In 1987, a 4 km long electric barbed-wire fence (running NE-SW) was erected across the eastern side of the island. In March-April 1988 and January-March 1989, 1,059 cattle south of it (1,664 ha) were killed.
North of the fence after the 1988 dry season, 30% of 993 remaining cattle died from starvation. Monthly culling was used to stabilise numbers (580 in July 1989; reducing density from 0.81 to 0.47 individuals/ha). In 1990 and 1991, recruitment exceeded removal; in January 1992 the herd numbered 872. In February-March 1992, 327 cattle were culled and a second fence section (4.5 km long) was erected to complete division of the island into two; 43 cattle south of the fence on the island’s peat-bog (a threat to albatrosses) were shot.
During the programme soils were mapped. Vegetation and invertebrates are being monitored.

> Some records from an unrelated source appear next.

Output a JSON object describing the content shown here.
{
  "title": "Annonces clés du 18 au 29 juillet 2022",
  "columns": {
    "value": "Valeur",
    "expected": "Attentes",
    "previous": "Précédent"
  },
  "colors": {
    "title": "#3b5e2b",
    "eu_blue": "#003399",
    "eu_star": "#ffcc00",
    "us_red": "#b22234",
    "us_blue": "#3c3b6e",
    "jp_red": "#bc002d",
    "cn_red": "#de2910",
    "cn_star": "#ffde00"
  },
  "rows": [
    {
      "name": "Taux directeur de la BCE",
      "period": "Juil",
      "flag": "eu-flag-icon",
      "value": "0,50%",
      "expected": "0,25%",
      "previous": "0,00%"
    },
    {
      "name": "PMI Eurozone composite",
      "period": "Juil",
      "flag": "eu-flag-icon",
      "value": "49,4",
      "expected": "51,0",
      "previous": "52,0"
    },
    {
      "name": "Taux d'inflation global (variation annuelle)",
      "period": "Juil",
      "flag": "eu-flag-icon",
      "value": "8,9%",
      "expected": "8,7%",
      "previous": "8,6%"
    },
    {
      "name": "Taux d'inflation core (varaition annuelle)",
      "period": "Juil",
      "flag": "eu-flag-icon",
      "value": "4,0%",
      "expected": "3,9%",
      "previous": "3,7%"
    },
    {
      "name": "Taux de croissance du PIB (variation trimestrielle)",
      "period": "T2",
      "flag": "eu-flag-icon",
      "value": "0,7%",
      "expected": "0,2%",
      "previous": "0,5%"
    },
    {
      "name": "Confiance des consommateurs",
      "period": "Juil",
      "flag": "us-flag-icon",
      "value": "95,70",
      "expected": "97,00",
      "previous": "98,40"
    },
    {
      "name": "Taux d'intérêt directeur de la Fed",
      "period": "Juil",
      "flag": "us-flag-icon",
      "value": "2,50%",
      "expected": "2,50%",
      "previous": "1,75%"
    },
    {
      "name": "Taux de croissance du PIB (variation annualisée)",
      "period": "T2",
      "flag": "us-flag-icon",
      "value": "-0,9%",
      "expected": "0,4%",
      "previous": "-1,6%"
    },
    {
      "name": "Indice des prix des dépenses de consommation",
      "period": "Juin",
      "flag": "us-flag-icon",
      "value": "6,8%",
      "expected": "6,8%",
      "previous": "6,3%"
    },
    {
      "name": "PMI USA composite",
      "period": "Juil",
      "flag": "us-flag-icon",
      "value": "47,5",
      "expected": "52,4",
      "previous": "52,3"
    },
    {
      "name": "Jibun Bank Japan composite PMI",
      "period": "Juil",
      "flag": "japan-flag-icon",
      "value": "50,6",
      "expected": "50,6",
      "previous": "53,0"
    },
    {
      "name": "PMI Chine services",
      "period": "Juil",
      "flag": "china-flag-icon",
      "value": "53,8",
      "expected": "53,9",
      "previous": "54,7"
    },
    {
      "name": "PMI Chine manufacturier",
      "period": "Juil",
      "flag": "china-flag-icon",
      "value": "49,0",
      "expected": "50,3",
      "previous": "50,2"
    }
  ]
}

Cattle are now confined to the northern area (1,225 ha); 532 cattle (density: 0.43/ha) were recorded in May 1993. They are now in a much better health due to density reduction. It is hoped to maintain low density (< 0.5 individuals/ha) to prevent overgrazing recurrence.
Initially, native plants declined and aliens increased after culling but are now recovering. In 1989, one year after the first cull, vegetation became significantly taller and the native rush Scirpus nodosus was recolonising. In 1992, vegetation in previously short meadows approached 1 m tall. The dense vegetation, whilst preventing erosion, is restricting native flora recovery, but also reducing some invasives, mainly spear thistle Cirsium vulgare.
Methods to improve germination of Phylica (a native tree)seeds were developed and seedlings propagated. From 1989 to 1993, more than 6,000 saplings were planted in areas covered by natural forest 300 years ago. Non-native Cupressus, Eucalyptus, Malus and Acacia trees are being eradicated.